Panama still needs to identify ‘key’ or ‘strategic’ market segments and develop products or solutions to support the product(s) complete supply chain, industry players say. When foreign companies look at relocating their near-shoring operations closer to their consumers’ markets, Panama’s easy connections and transhipment hub offer good value in the region.
Many foreign companies have come to Panama under special regimes such as the ‘Multinational Company Headquarters (SEM- Law 41 of 2007)’ regime and the recent ‘Special Regime for the Establishment and Operation of Multinational Companies related to manufacturing (EMMA-.for its acronym in Spanish Law 159 of August 31, 2020)’. According to the Panama Ministry of Trade and Industry, 188 multinationals were operating under the SEM regime, in 2022, and 3 companies benefitted from the EMMA structure, in December 2022.
The most important component of logistics is its people. The Panamanian government has set up a network of institutions to support workforce training and human capital development. The Superior Specialised Technical Institute is a state-of-the-art campus that drives public-private partnerships to develop the tech-sector workforce.

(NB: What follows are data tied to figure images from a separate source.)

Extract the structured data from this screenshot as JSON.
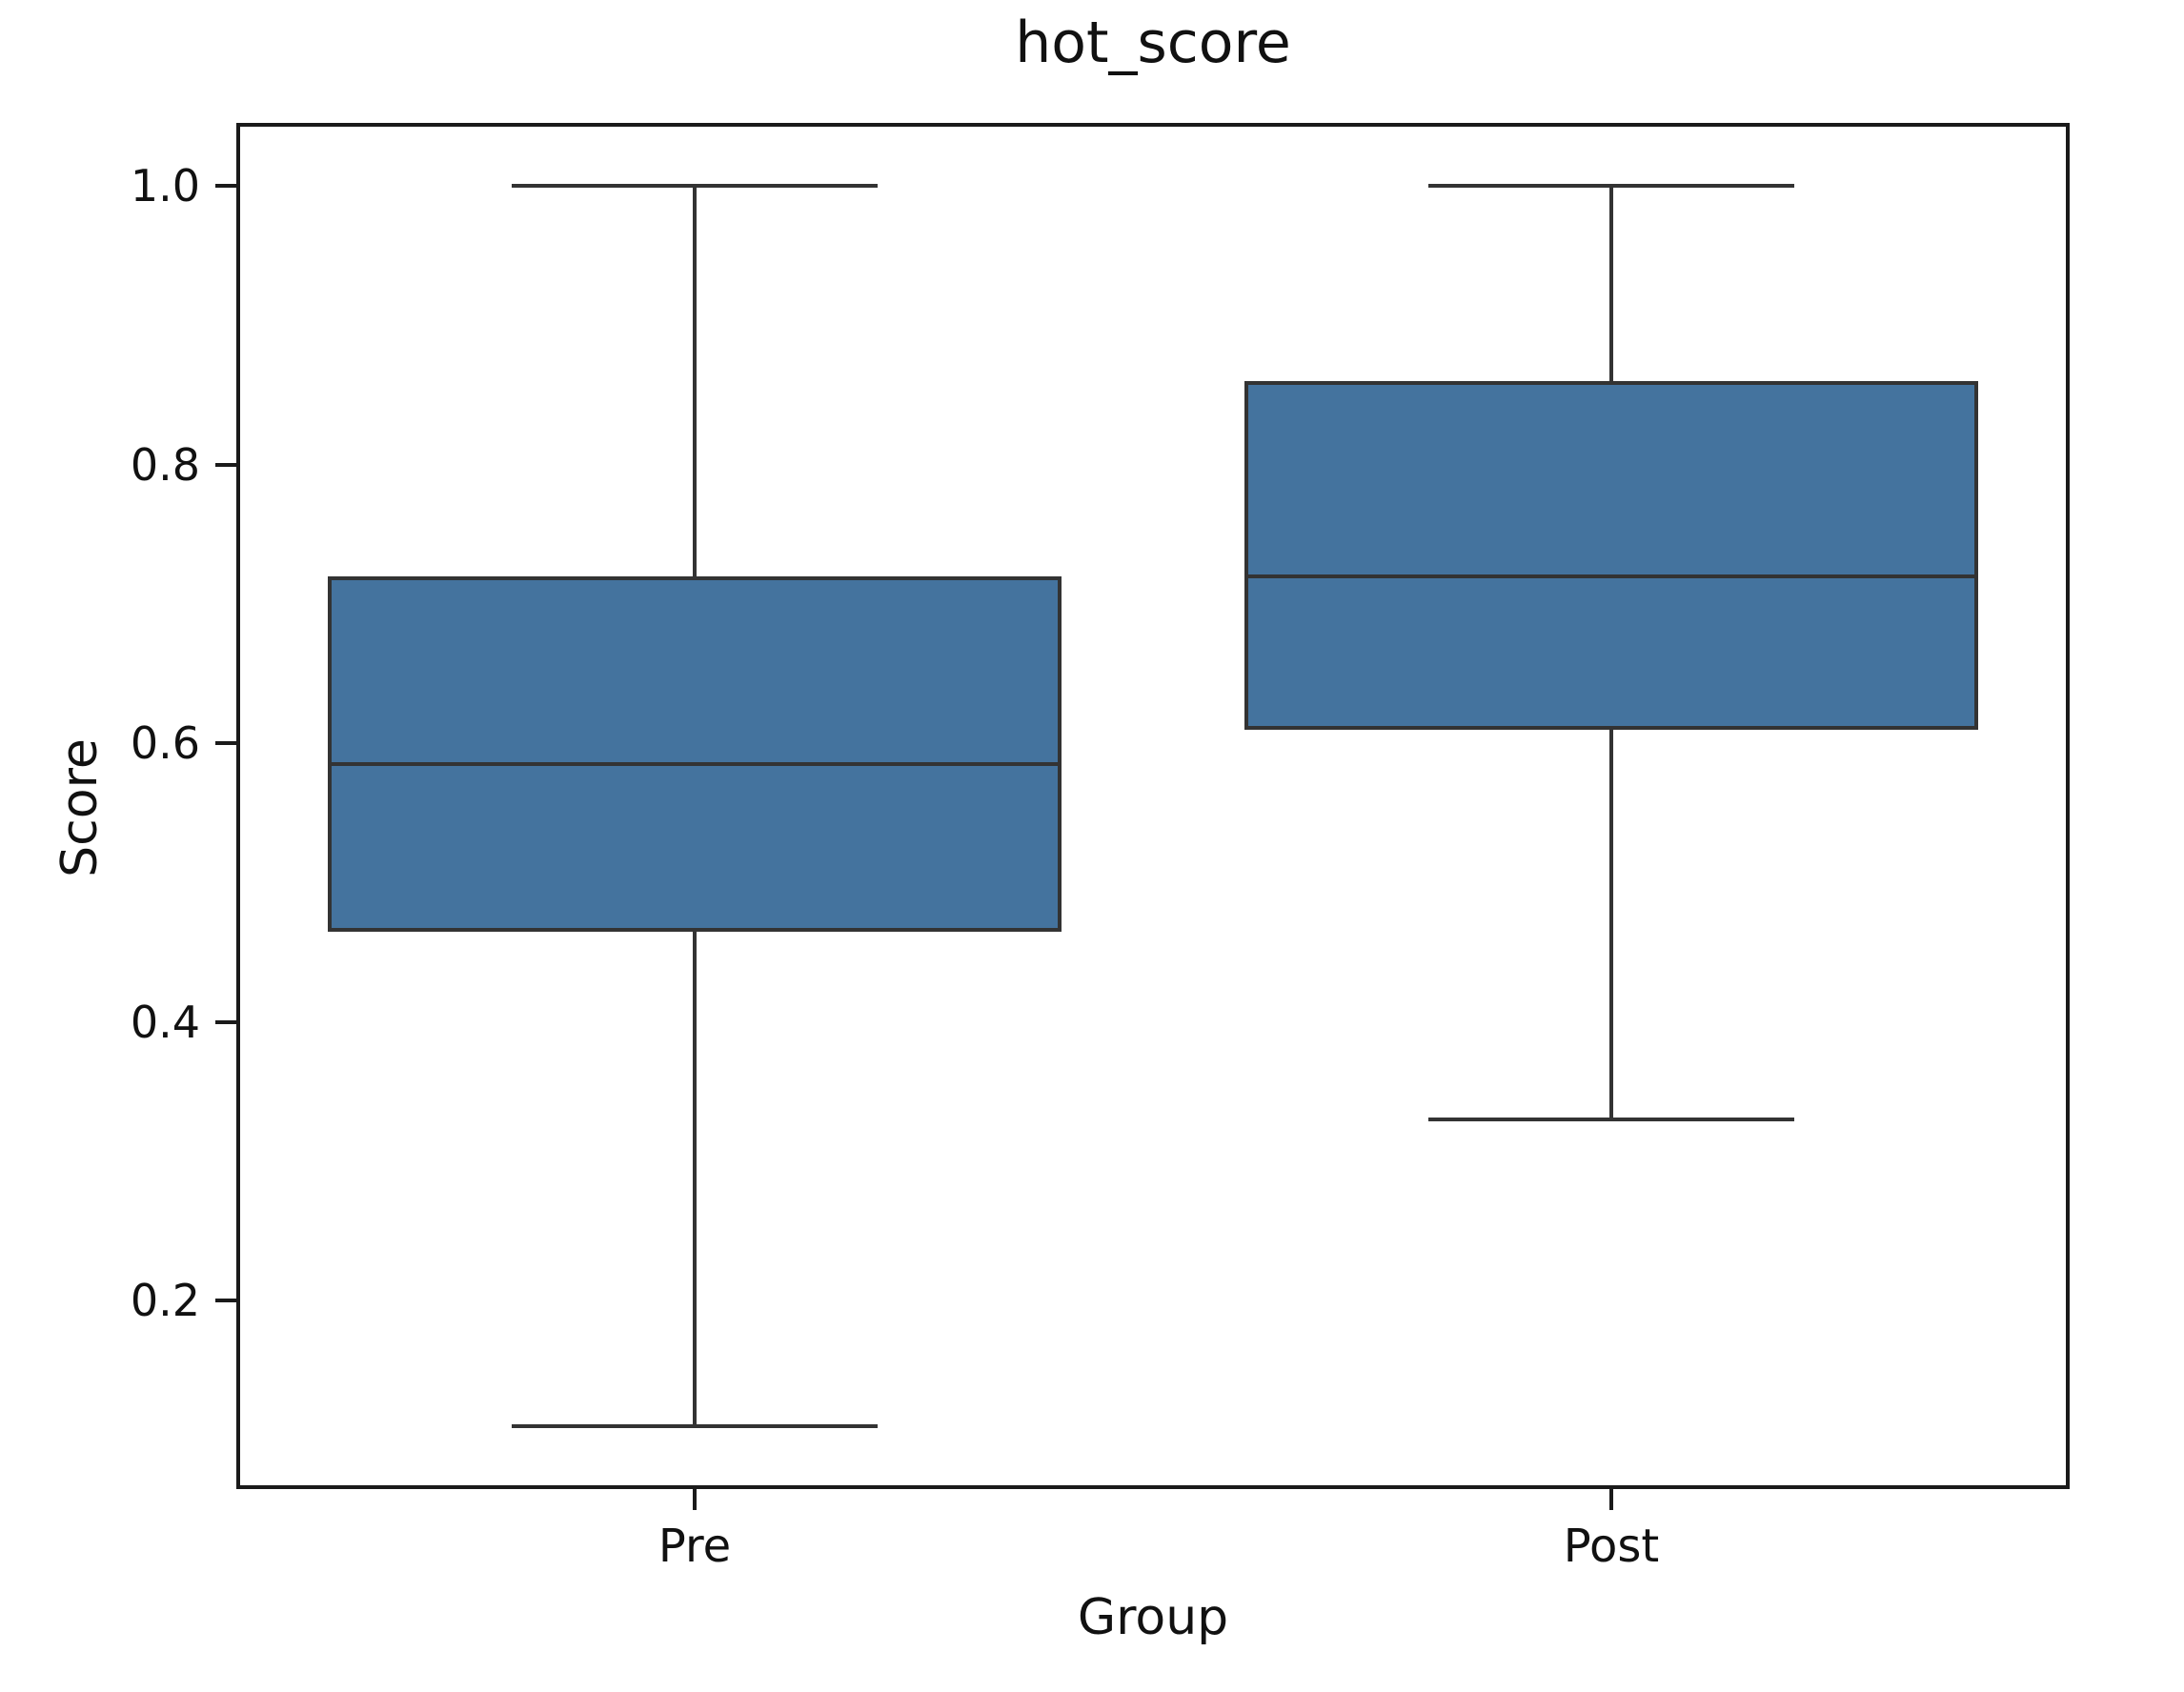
{
  "chart_data": {
    "type": "box",
    "title": "hot_score",
    "xlabel": "Group",
    "ylabel": "Score",
    "categories": [
      "Pre",
      "Post"
    ],
    "series": [
      {
        "name": "Pre",
        "whisker_low": 0.11,
        "q1": 0.465,
        "median": 0.585,
        "q3": 0.72,
        "whisker_high": 1.0
      },
      {
        "name": "Post",
        "whisker_low": 0.33,
        "q1": 0.61,
        "median": 0.72,
        "q3": 0.86,
        "whisker_high": 1.0
      }
    ],
    "yticks": [
      1.0,
      0.8,
      0.6,
      0.4,
      0.2
    ],
    "ytick_labels": [
      "1.0",
      "0.8",
      "0.6",
      "0.4",
      "0.2"
    ],
    "ylim": [
      0.065,
      1.045
    ],
    "grid": false,
    "legend": null,
    "colors": {
      "box_fill": "#44739E",
      "box_edge": "#333333",
      "axis": "#1a1a1a",
      "text": "#111111",
      "background": "#ffffff"
    }
  }
}
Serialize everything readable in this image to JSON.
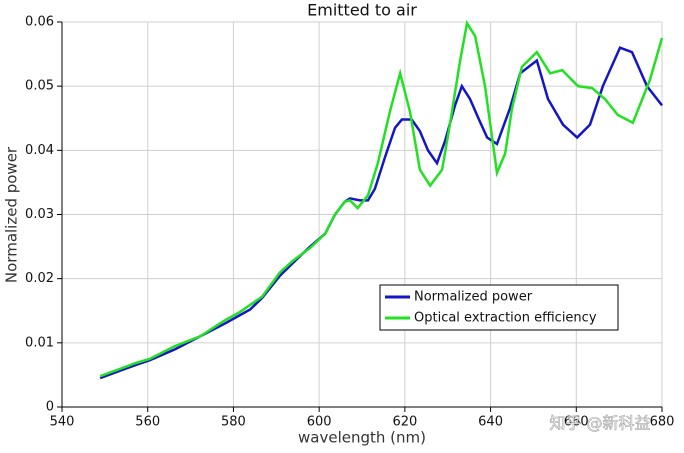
{
  "chart_data": {
    "type": "line",
    "title": "Emitted to air",
    "x_label": "wavelength (nm)",
    "y_label": "Normalized power",
    "xlim": [
      540,
      680
    ],
    "xticks": [
      540,
      560,
      580,
      600,
      620,
      640,
      660,
      680
    ],
    "ylim": [
      0,
      0.06
    ],
    "yticks": [
      0,
      0.01,
      0.02,
      0.03,
      0.04,
      0.05,
      0.06
    ],
    "grid": true,
    "legend": "lower right",
    "watermark": "知乎 @新科益",
    "series": [
      {
        "name": "Normalized power",
        "color": "#1515c8",
        "x": [
          548.9,
          557,
          560.5,
          566.4,
          572.2,
          578,
          583.9,
          586.7,
          590.9,
          595.5,
          597.9,
          601.4,
          603.7,
          606,
          607.2,
          609.5,
          611.4,
          613,
          615.4,
          617.7,
          619.3,
          621.6,
          623.5,
          625.4,
          627.5,
          629.4,
          631.7,
          633.3,
          635.2,
          637.5,
          639.2,
          641.5,
          644.5,
          646.9,
          650.8,
          653.4,
          656.9,
          660.2,
          663.2,
          666.2,
          670.2,
          673,
          676.5,
          680
        ],
        "values": [
          0.0045,
          0.0065,
          0.0073,
          0.009,
          0.011,
          0.013,
          0.0152,
          0.017,
          0.0205,
          0.0235,
          0.025,
          0.027,
          0.03,
          0.032,
          0.0325,
          0.0322,
          0.0322,
          0.034,
          0.039,
          0.0435,
          0.0448,
          0.0448,
          0.043,
          0.04,
          0.038,
          0.0415,
          0.047,
          0.05,
          0.048,
          0.0445,
          0.042,
          0.041,
          0.0465,
          0.052,
          0.054,
          0.048,
          0.044,
          0.042,
          0.044,
          0.05,
          0.056,
          0.0553,
          0.05,
          0.047
        ]
      },
      {
        "name": "Optical extraction efficiency",
        "color": "#22e022",
        "x": [
          548.9,
          557,
          560.5,
          566.4,
          572.2,
          578,
          581.5,
          586.7,
          590.9,
          593.9,
          597.9,
          601.4,
          603.7,
          606,
          607.2,
          609,
          611.4,
          613.7,
          616.5,
          618.9,
          621.2,
          623.5,
          625.9,
          628.7,
          630.5,
          632.9,
          634.5,
          636.4,
          638.7,
          641.5,
          643.4,
          645,
          647.3,
          650.8,
          653.9,
          656.7,
          660.4,
          663.7,
          666.7,
          669.7,
          673.2,
          677.2,
          680
        ],
        "values": [
          0.0048,
          0.0068,
          0.0075,
          0.0095,
          0.011,
          0.0135,
          0.0148,
          0.0172,
          0.021,
          0.0228,
          0.0248,
          0.027,
          0.03,
          0.032,
          0.0322,
          0.031,
          0.033,
          0.038,
          0.046,
          0.052,
          0.046,
          0.037,
          0.0345,
          0.037,
          0.044,
          0.054,
          0.0598,
          0.0578,
          0.05,
          0.0365,
          0.0395,
          0.0465,
          0.053,
          0.0553,
          0.052,
          0.0525,
          0.05,
          0.0497,
          0.048,
          0.0455,
          0.0443,
          0.051,
          0.0575
        ]
      }
    ]
  }
}
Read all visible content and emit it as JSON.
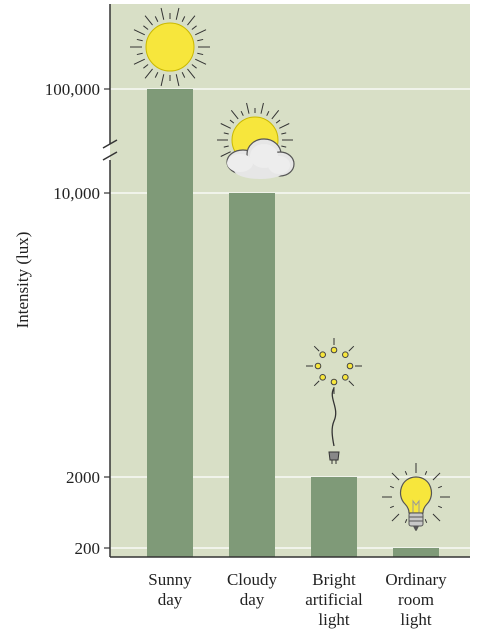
{
  "chart_data": {
    "type": "bar",
    "categories": [
      "Sunny\nday",
      "Cloudy\nday",
      "Bright\nartificial\nlight",
      "Ordinary\nroom\nlight"
    ],
    "values": [
      100000,
      10000,
      2000,
      200
    ],
    "ylabel": "Intensity (lux)",
    "yticks": [
      200,
      2000,
      10000,
      100000
    ],
    "ytick_labels": [
      "200",
      "2000",
      "10,000",
      "100,000"
    ],
    "scale": "broken, non-linear",
    "axis_break": true,
    "grid": true,
    "icons": [
      "sun-icon",
      "sun-cloud-icon",
      "light-sparkle-icon",
      "lightbulb-icon"
    ],
    "colors": {
      "background": "#d8dfc6",
      "bar": "#7f9a78",
      "grid": "#ffffff",
      "sun": "#f7e63c"
    }
  }
}
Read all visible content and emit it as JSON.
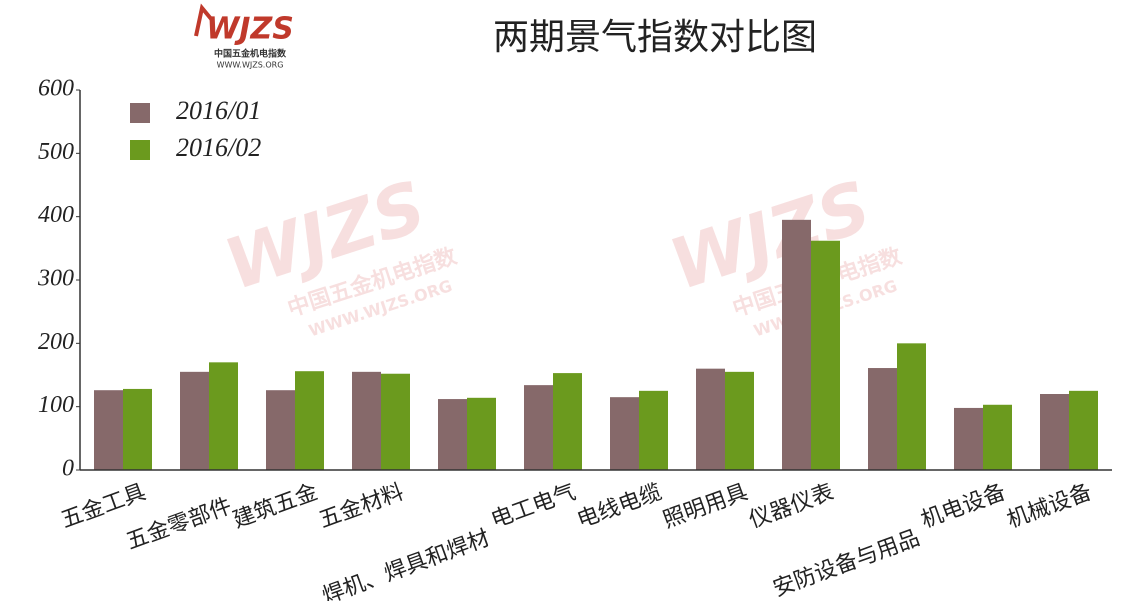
{
  "logo": {
    "name": "WJZS",
    "subtitle": "中国五金机电指数",
    "url": "WWW.WJZS.ORG"
  },
  "chart_data": {
    "type": "bar",
    "title": "两期景气指数对比图",
    "categories": [
      "五金工具",
      "五金零部件",
      "建筑五金",
      "五金材料",
      "焊机、焊具和焊材",
      "电工电气",
      "电线电缆",
      "照明用具",
      "仪器仪表",
      "安防设备与用品",
      "机电设备",
      "机械设备"
    ],
    "series": [
      {
        "name": "2016/01",
        "color": "#86696a",
        "values": [
          126,
          155,
          126,
          155,
          112,
          134,
          115,
          160,
          395,
          161,
          98,
          120
        ]
      },
      {
        "name": "2016/02",
        "color": "#6b9a1e",
        "values": [
          128,
          170,
          156,
          152,
          114,
          153,
          125,
          155,
          362,
          200,
          103,
          125
        ]
      }
    ],
    "ylim": [
      0,
      600
    ],
    "yticks": [
      0,
      100,
      200,
      300,
      400,
      500,
      600
    ],
    "grid": false,
    "legend": "top-left"
  }
}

The Technological University of Panama, which produces 4,000 high-level graduates per year, has six research facilities, including the Centre for Experimental Engineering, the Centre for Electrical, Mechanical, and Industrial Research; and a Centre for Innovation and Technology Transfer. Similarly, the National Secretariat of Science, Technology, and Innovation promotes the expansion of workforce productivity in partnership with the private and public sectors. Furthermore, Panama continues to actively partner with US academia to expand its capabilities.
The Logistics Business Council (COEL) aims at integrating all logistics and related services and facilitating commercial, national, and international exchange. Its members are some 22 associations representing the private sector. They meet once a month with the Logistics Cabinet Council to design or revise policies for the logistics sector, new investments, and labour force training.
Hugo Torrijos Dajer, 45, a young successful entrepreneur, has been elected its president until June 2024 and though a year is not much time to make big changes, he feels he can ‘help the players’ and ‘re-activate the interaction between government and private sector.’